A semblance of normal life is slowly returning to China. People are heading to work, visiting malls, and even shopping at the wet markets that were among the places where coronavirus was first identified. But one gathering place remains closed: the cinema.

With movie theaters shuttered worldwide, it’s an early and ominous sign of the difficulties the industry will face even after the lockdowns lift. An enclosed space accommodating hundreds of patrons is ill-suited to the social-distancing requirements that are likely to remain in place for months.

U.S. box-office sales are expected to plummet 96% in the second quarter, according to Boxoffice Pro, a period that typically heralds the start of summer blockbusters. That follows a 23% decline in receipts in the first three months of 2020, according to Bloomberg Intelligence.

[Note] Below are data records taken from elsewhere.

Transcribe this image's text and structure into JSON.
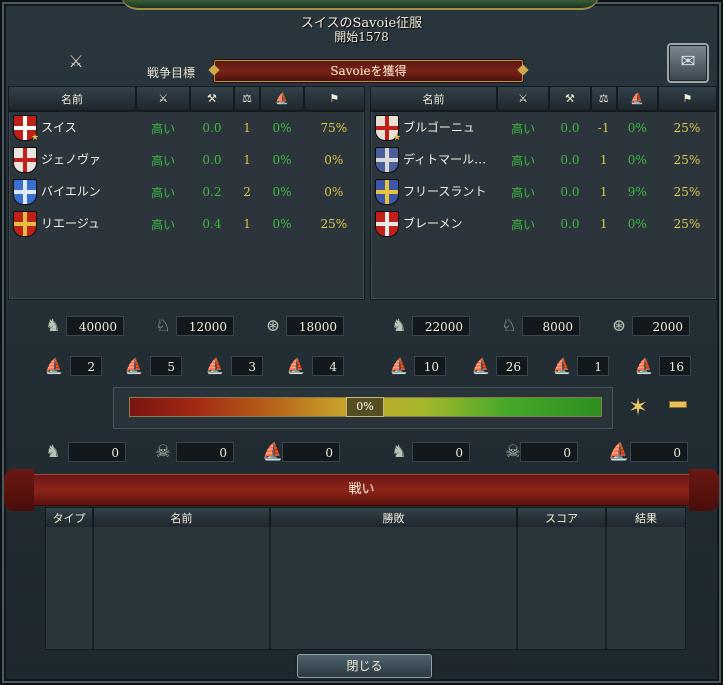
{
  "window": {
    "title": "スイスのSavoie征服",
    "subtitle": "開始1578"
  },
  "wargoal": {
    "label": "戦争目標",
    "value": "Savoieを獲得"
  },
  "columns": {
    "name": "名前",
    "icons": [
      "crossed-swords-icon",
      "crossed-axes-icon",
      "scales-icon",
      "ship-icon",
      "soldier-icon"
    ],
    "icon_glyphs": [
      "⚔",
      "⚒",
      "⚖",
      "⛵",
      "⚑"
    ]
  },
  "attackers": [
    {
      "name": "スイス",
      "enthusiasm": "高い",
      "v1": "0.0",
      "v2": "1",
      "v3": "0%",
      "v4": "75%",
      "flag_color": "#c0201a",
      "flag_cross": "#ffffff",
      "leader": true
    },
    {
      "name": "ジェノヴァ",
      "enthusiasm": "高い",
      "v1": "0.0",
      "v2": "1",
      "v3": "0%",
      "v4": "0%",
      "flag_color": "#e9e6e0",
      "flag_cross": "#c0201a",
      "leader": false
    },
    {
      "name": "バイエルン",
      "enthusiasm": "高い",
      "v1": "0.2",
      "v2": "2",
      "v3": "0%",
      "v4": "0%",
      "flag_color": "#3b6fcf",
      "flag_cross": "#dfe8f5",
      "leader": false
    },
    {
      "name": "リエージュ",
      "enthusiasm": "高い",
      "v1": "0.4",
      "v2": "1",
      "v3": "0%",
      "v4": "25%",
      "flag_color": "#c0201a",
      "flag_cross": "#e0c040",
      "leader": false
    }
  ],
  "defenders": [
    {
      "name": "ブルゴーニュ",
      "enthusiasm": "高い",
      "v1": "0.0",
      "v2": "-1",
      "v3": "0%",
      "v4": "25%",
      "flag_color": "#e8e2d6",
      "flag_cross": "#c0201a",
      "leader": true
    },
    {
      "name": "ディトマール…",
      "enthusiasm": "高い",
      "v1": "0.0",
      "v2": "1",
      "v3": "0%",
      "v4": "25%",
      "flag_color": "#4a5f9a",
      "flag_cross": "#d8d8d8",
      "leader": false
    },
    {
      "name": "フリースラント",
      "enthusiasm": "高い",
      "v1": "0.0",
      "v2": "1",
      "v3": "9%",
      "v4": "25%",
      "flag_color": "#3e56a8",
      "flag_cross": "#e6c23a",
      "leader": false
    },
    {
      "name": "ブレーメン",
      "enthusiasm": "高い",
      "v1": "0.0",
      "v2": "1",
      "v3": "0%",
      "v4": "25%",
      "flag_color": "#c0201a",
      "flag_cross": "#e8e8e8",
      "leader": false
    }
  ],
  "attacker_forces": {
    "infantry": "40000",
    "cavalry": "12000",
    "artillery": "18000",
    "heavy_ships": "2",
    "light_ships": "5",
    "galleys": "3",
    "transports": "4",
    "infantry_losses": "0",
    "attrition_losses": "0",
    "ship_losses": "0"
  },
  "defender_forces": {
    "infantry": "22000",
    "cavalry": "8000",
    "artillery": "2000",
    "heavy_ships": "10",
    "light_ships": "26",
    "galleys": "1",
    "transports": "16",
    "infantry_losses": "0",
    "attrition_losses": "0",
    "ship_losses": "0"
  },
  "warscore": {
    "percent_label": "0%",
    "value": 0
  },
  "battles": {
    "title": "戦い",
    "headers": [
      "タイプ",
      "名前",
      "勝敗",
      "スコア",
      "結果"
    ]
  },
  "close_label": "閉じる",
  "colors": {
    "ratio_green": "#3fb940",
    "gold": "#d8c84a",
    "banner_red": "#8d2519"
  }
}
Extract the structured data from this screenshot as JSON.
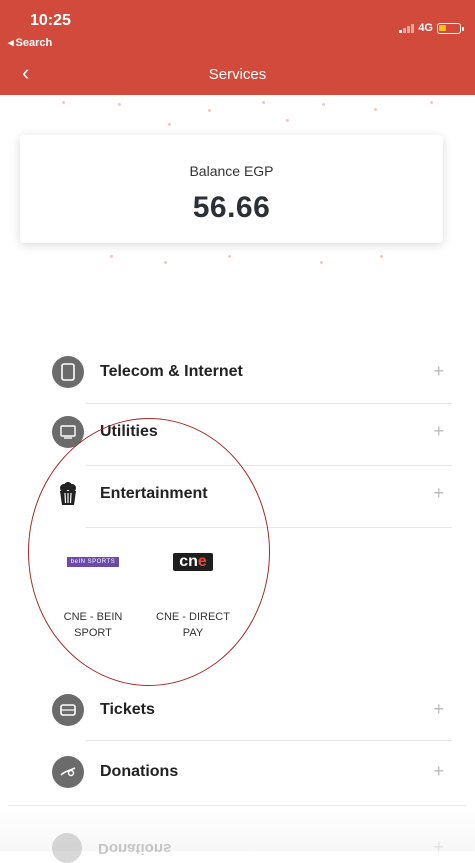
{
  "status_bar": {
    "time": "10:25",
    "back_label": "Search",
    "network": "4G",
    "battery_level": 0.35,
    "battery_color": "#f5c518"
  },
  "header": {
    "title": "Services",
    "back_icon": "chevron-left-icon",
    "color": "#d24a3c"
  },
  "balance": {
    "label": "Balance EGP",
    "value": "56.66"
  },
  "categories": [
    {
      "label": "Telecom & Internet",
      "icon": "phone-icon"
    },
    {
      "label": "Utilities",
      "icon": "utilities-icon"
    },
    {
      "label": "Entertainment",
      "icon": "popcorn-icon"
    },
    {
      "label": "Tickets",
      "icon": "ticket-icon"
    },
    {
      "label": "Donations",
      "icon": "donation-icon"
    }
  ],
  "entertainment_items": [
    {
      "name": "CNE - BEIN SPORT",
      "logo_text": "beIN SPORTS"
    },
    {
      "name": "CNE - DIRECT PAY",
      "logo_text": "cne"
    }
  ],
  "ghost_row": {
    "label": "Donations"
  },
  "plus_symbol": "+"
}
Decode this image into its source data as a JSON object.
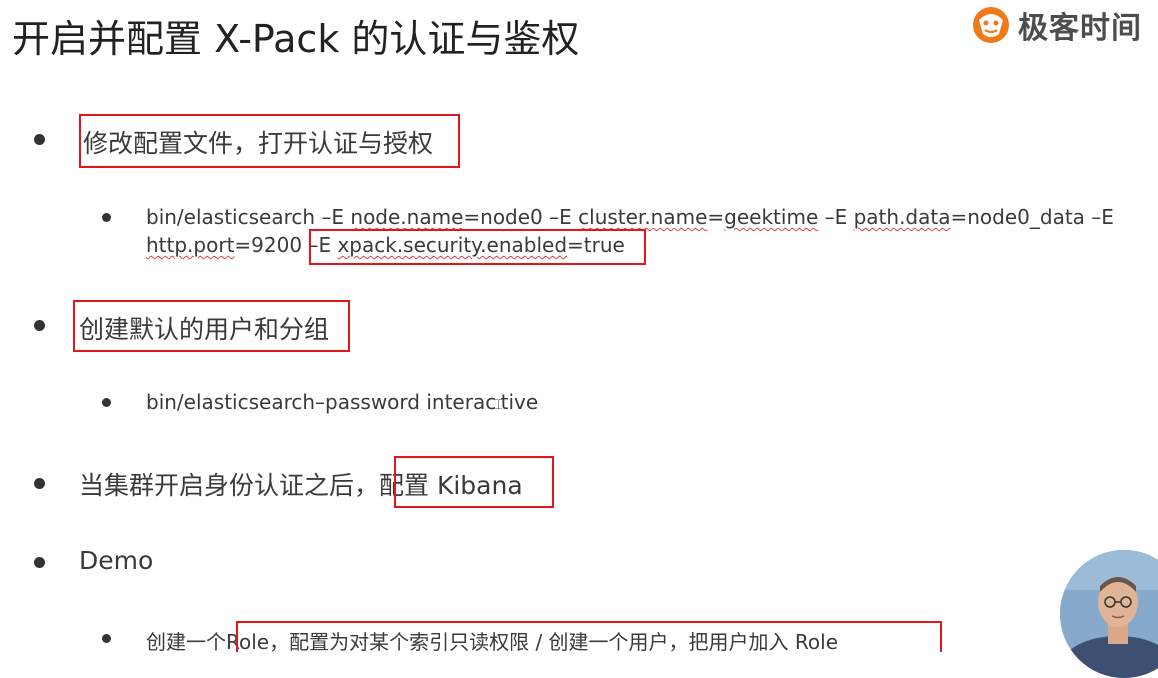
{
  "slide": {
    "title": "开启并配置 X-Pack 的认证与鉴权",
    "logo_text": "极客时间",
    "items": [
      {
        "text": "修改配置文件，打开认证与授权",
        "sub": {
          "line1_a": "bin/elasticsearch ",
          "line1_b": "–E ",
          "line1_c": "node.name",
          "line1_d": "=node0 –E ",
          "line1_e": "cluster.name",
          "line1_f": "=",
          "line1_g": "geektime",
          "line1_h": " –E ",
          "line1_i": "path.data",
          "line1_j": "=node0_data –E",
          "line2_a": "http.port",
          "line2_b": "=9200 ",
          "line2_c": "–E ",
          "line2_d": "xpack.security.enabled",
          "line2_e": "=true"
        }
      },
      {
        "text": "创建默认的用户和分组",
        "sub": {
          "text_a": "bin/elasticsearch–password interac",
          "text_b": "tive"
        }
      },
      {
        "text_a": "当集群开启身份认证之后，",
        "text_b": "配置 Kibana"
      },
      {
        "text": "Demo",
        "sub": {
          "text_a": "创建一个",
          "text_b": "Role，配置为对某个索引只读权限 / 创建一个用户，把用户加入 Role"
        }
      }
    ]
  },
  "colors": {
    "highlight_box": "#e3161b",
    "logo_orange": "#f07a1a"
  },
  "icons": {
    "logo": "geektime-logo-icon",
    "cursor": "text-cursor-icon"
  }
}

All of this is particularly bad news for Chinese real estate tycoon Wang Jianlin, who spent billions of dollars building one of the world’s biggest cinema operators. His closely held Wanda Group owns Wanda Film Holding, the top theater chain in China, and controls AMC Entertainment Holdings Inc., the largest in the U.S.

On Wednesday, Wanda Film reported a preliminary first-quarter loss of 550 million yuan to 650 million yuan ($92 million), compared with a profit of 400 million yuan a year earlier. It attributed the results to the shuttering of all movie theaters because of the virus. AMC furloughed employees and cut pay for top executives to conserve cash. It closed all venues in mid-March.

AMC said on Thursday it planned to sell $500 million of first-lien notes due 2025, in part to increase liquidity, sparking a 37% rally in the company’s stock in after-hours trading. Wanda group’s property unit also sold 5 billion yuan of notes on Thursday, according to people familiar with the matter, in its first domestic offering in almost three years.

Wang’s fortune has tumbled by about a fifth to $14 billion this year, according to the Bloomberg Billionaires Index. Wanda Film stock has dropped 17% in 2020 as of Friday in Hong Kong, while AMC shares fell by about two-thirds this year as of the close of regular trading Thursday in New York.

Wanda acquired AMC in 2012 for $2.6 billion as part of its expansion into entertainment. It subsequently acquired Nordic, Carmike and Odeon & UCI Cinemas.

The pandemic is punishing others in the industry, including New York billionaire Charles Cohen, who bought the Landmark chain in December 2018 from Mark Cuban and the U.K.’s Curzon Cinemas a year later. Both went dark in March, as did Alexander Mamut’s cinema chains in Russia. Shares of Cineworld Group Plc tumbled more than 75% this year and Cinemark Holdings Inc. is exploring financing options. Many were already struggling with high debt and declining attendance.

“The dramatic global impact of the coronavirus has created a turbulent environment that is changing daily and dramatically affecting everyone,” Cinemark Chief Executive Officer Mark Zoradi said in a statement at the end of March. “We are not generating any revenue while theaters are closed, yet still must meet financial and contractual obligations.”